Just days after the Ukrainian Revolution of Dignity deposed the Kremlin-controlled Yanukovich and set Ukraine on an unequivocally westward political trajectory, Russia’s “little green men” stormed the streets of Sevastopol, took over strategic points throughout Crimea, and precipitated the subsequent invasion of eastern Ukraine, aided by local pro-Russian militants. Six years prior, Russia had similarly moved to support militants in northern Georgia, and though it was five years after Georgia’s own Rose Revolution, the casus belli was the same: destabilize the Saakashvili regime and complicate any further integration with Western democracies. Though the Kremlin’s military actions were five years delayed, the purpose was similar both in Georgia and Ukraine.

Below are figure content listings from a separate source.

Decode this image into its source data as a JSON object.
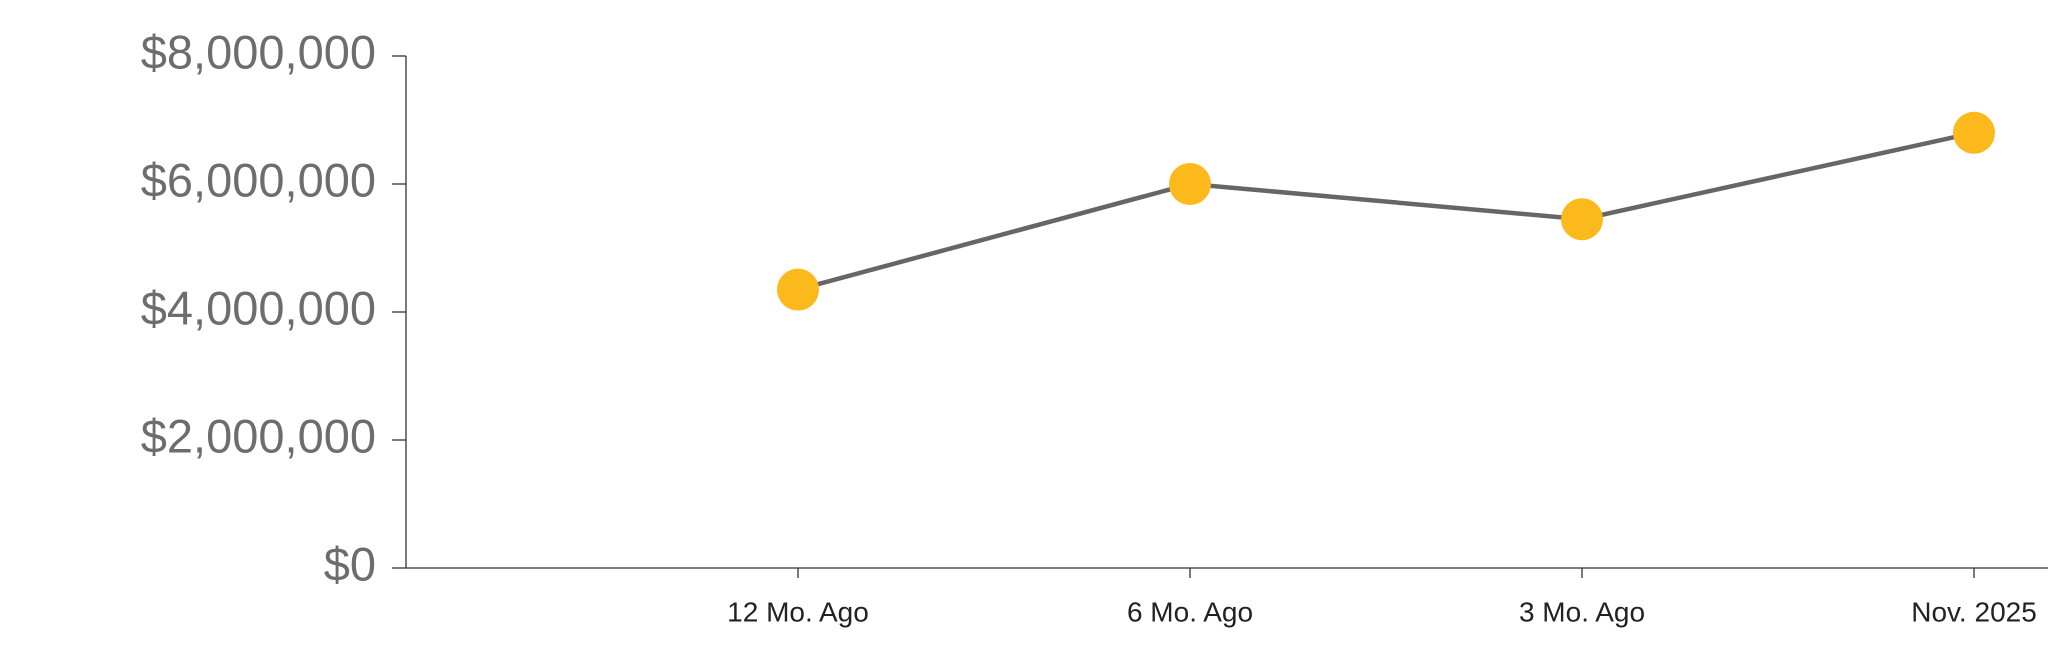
{
  "chart_data": {
    "type": "line",
    "categories": [
      "12 Mo. Ago",
      "6 Mo. Ago",
      "3 Mo. Ago",
      "Nov. 2025"
    ],
    "values": [
      4350000,
      6000000,
      5450000,
      6800000
    ],
    "line_color": "#666666",
    "marker_color": "#fbb91c",
    "ylim": [
      0,
      8000000
    ],
    "yticks": [
      {
        "value": 0,
        "label": "$0"
      },
      {
        "value": 2000000,
        "label": "$2,000,000"
      },
      {
        "value": 4000000,
        "label": "$4,000,000"
      },
      {
        "value": 6000000,
        "label": "$6,000,000"
      },
      {
        "value": 8000000,
        "label": "$8,000,000"
      }
    ]
  }
}
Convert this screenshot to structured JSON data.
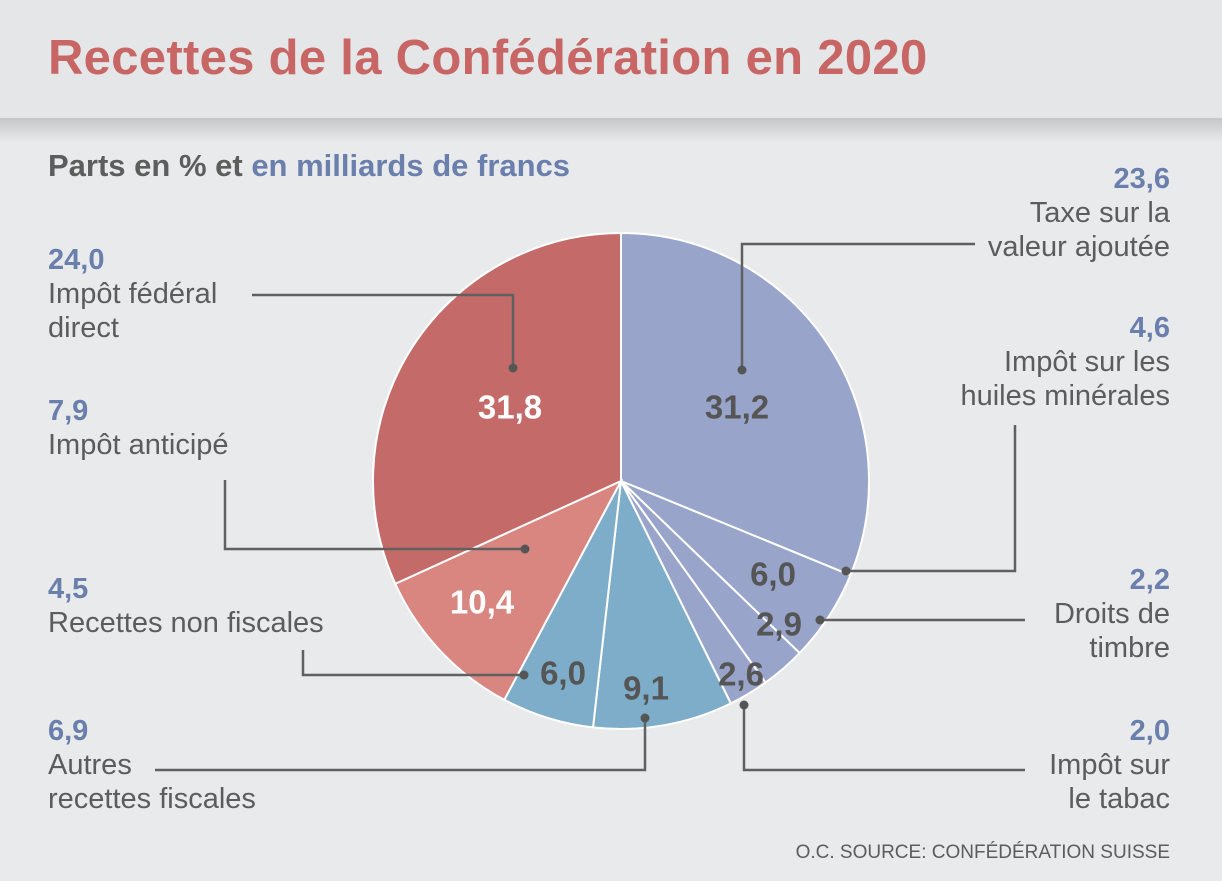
{
  "header": {
    "title": "Recettes de la Confédération en 2020",
    "subtitle_part1": "Parts en % et ",
    "subtitle_part2": "en milliards de francs"
  },
  "chart_data": {
    "type": "pie",
    "title": "Recettes de la Confédération en 2020",
    "subtitle": "Parts en % et en milliards de francs",
    "unit_percent": "%",
    "unit_amount": "milliards de francs",
    "slices": [
      {
        "label": "Taxe sur la valeur ajoutée",
        "label_line1": "Taxe sur la",
        "label_line2": "valeur ajoutée",
        "percent": 31.2,
        "percent_label": "31,2",
        "amount_label": "23,6",
        "color": "#98a4c9"
      },
      {
        "label": "Impôt sur les huiles minérales",
        "label_line1": "Impôt sur les",
        "label_line2": "huiles minérales",
        "percent": 6.0,
        "percent_label": "6,0",
        "amount_label": "4,6",
        "color": "#98a4c9"
      },
      {
        "label": "Droits de timbre",
        "label_line1": "Droits de",
        "label_line2": "timbre",
        "percent": 2.9,
        "percent_label": "2,9",
        "amount_label": "2,2",
        "color": "#98a4c9"
      },
      {
        "label": "Impôt sur le tabac",
        "label_line1": "Impôt sur",
        "label_line2": "le tabac",
        "percent": 2.6,
        "percent_label": "2,6",
        "amount_label": "2,0",
        "color": "#98a4c9"
      },
      {
        "label": "Autres recettes fiscales",
        "label_line1": "Autres",
        "label_line2": "recettes fiscales",
        "percent": 9.1,
        "percent_label": "9,1",
        "amount_label": "6,9",
        "color": "#7eadc9"
      },
      {
        "label": "Recettes non fiscales",
        "label_line1": "Recettes non fiscales",
        "label_line2": "",
        "percent": 6.0,
        "percent_label": "6,0",
        "amount_label": "4,5",
        "color": "#7eadc9"
      },
      {
        "label": "Impôt anticipé",
        "label_line1": "Impôt anticipé",
        "label_line2": "",
        "percent": 10.4,
        "percent_label": "10,4",
        "amount_label": "7,9",
        "color": "#d98580"
      },
      {
        "label": "Impôt fédéral direct",
        "label_line1": "Impôt fédéral",
        "label_line2": "direct",
        "percent": 31.8,
        "percent_label": "31,8",
        "amount_label": "24,0",
        "color": "#c46a69"
      }
    ],
    "start_angle_deg": 0,
    "direction": "clockwise",
    "legend": "callout labels"
  },
  "source": "O.C. SOURCE: CONFÉDÉRATION SUISSE"
}
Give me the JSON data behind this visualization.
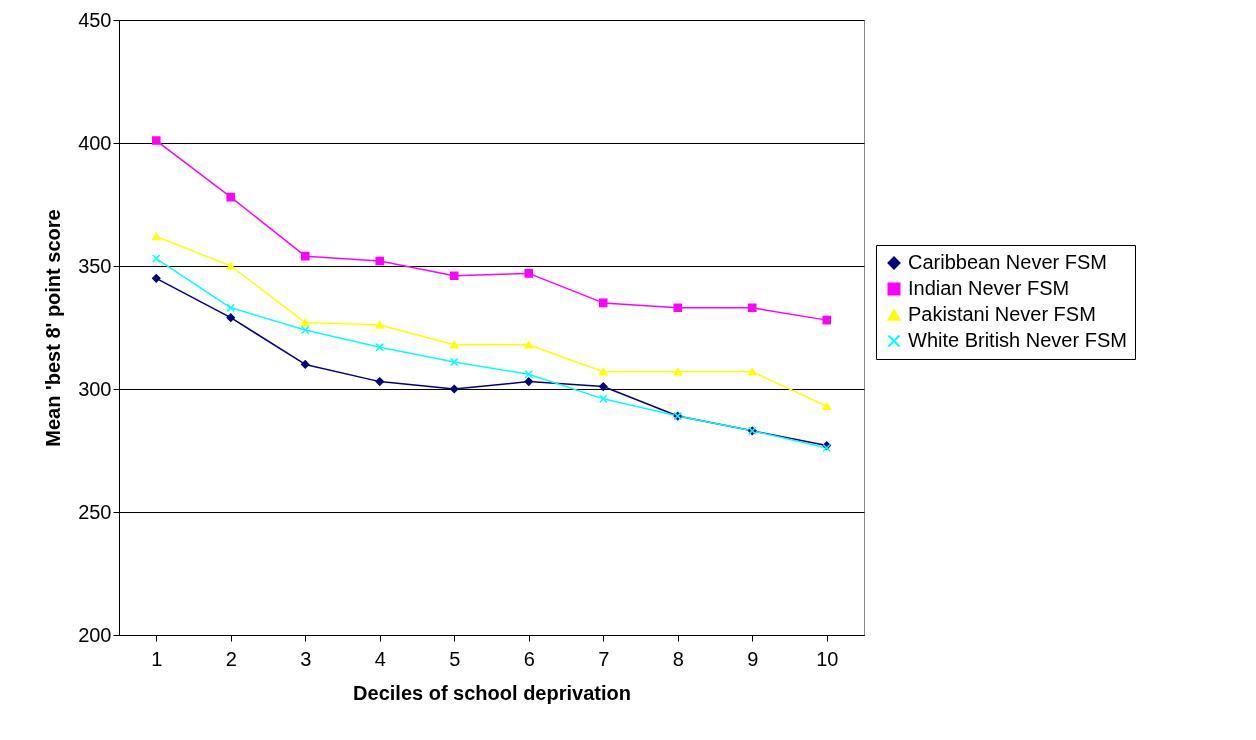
{
  "chart_data": {
    "type": "line",
    "xlabel": "Deciles of school deprivation",
    "ylabel": "Mean 'best 8' point score",
    "categories": [
      "1",
      "2",
      "3",
      "4",
      "5",
      "6",
      "7",
      "8",
      "9",
      "10"
    ],
    "series": [
      {
        "name": "Caribbean Never FSM",
        "color": "#000080",
        "marker": "diamond",
        "values": [
          345,
          329,
          310,
          303,
          300,
          303,
          301,
          289,
          283,
          277
        ]
      },
      {
        "name": "Indian Never FSM",
        "color": "#ff00ff",
        "marker": "square",
        "values": [
          401,
          378,
          354,
          352,
          346,
          347,
          335,
          333,
          333,
          328
        ]
      },
      {
        "name": "Pakistani Never FSM",
        "color": "#ffff00",
        "marker": "triangle",
        "values": [
          362,
          350,
          327,
          326,
          318,
          318,
          307,
          307,
          307,
          293
        ]
      },
      {
        "name": "White British Never FSM",
        "color": "#00ffff",
        "marker": "cross",
        "values": [
          353,
          333,
          324,
          317,
          311,
          306,
          296,
          289,
          283,
          276
        ]
      }
    ],
    "ylim": [
      200,
      450
    ],
    "yticks": [
      200,
      250,
      300,
      350,
      400,
      450
    ],
    "grid": "y",
    "legend": "right",
    "line_style": "solid"
  }
}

The tables’ suddenly turning on Lukashenko, who had deftly juggled European and Russian interests for nearly twenty-five years, mark an unprecedented opportunity for Belarus. But there lurk cardinal threats to the possibility of a true Belarusian democracy, and the country’s new generation of leaders must be prepared to undergo a scenario into which their Ukrainian neighbors were forced six years ago, a scenario that they continue to weather today. Either way, the citizens of Belarus should at the very least take comfort in this: through their courage and refusal to accept life under a two-and-a-half-decade-old dictatorship, they have demonstrated that although authoritarianism continues to creep worldwide, the allure of democracy is inevitably more powerful. To this end, the Belarusian people require immediate and vocal support from Western democracies, lest the Kremlin senses the West’s hesitation and disunion and resorts to its usual playbook.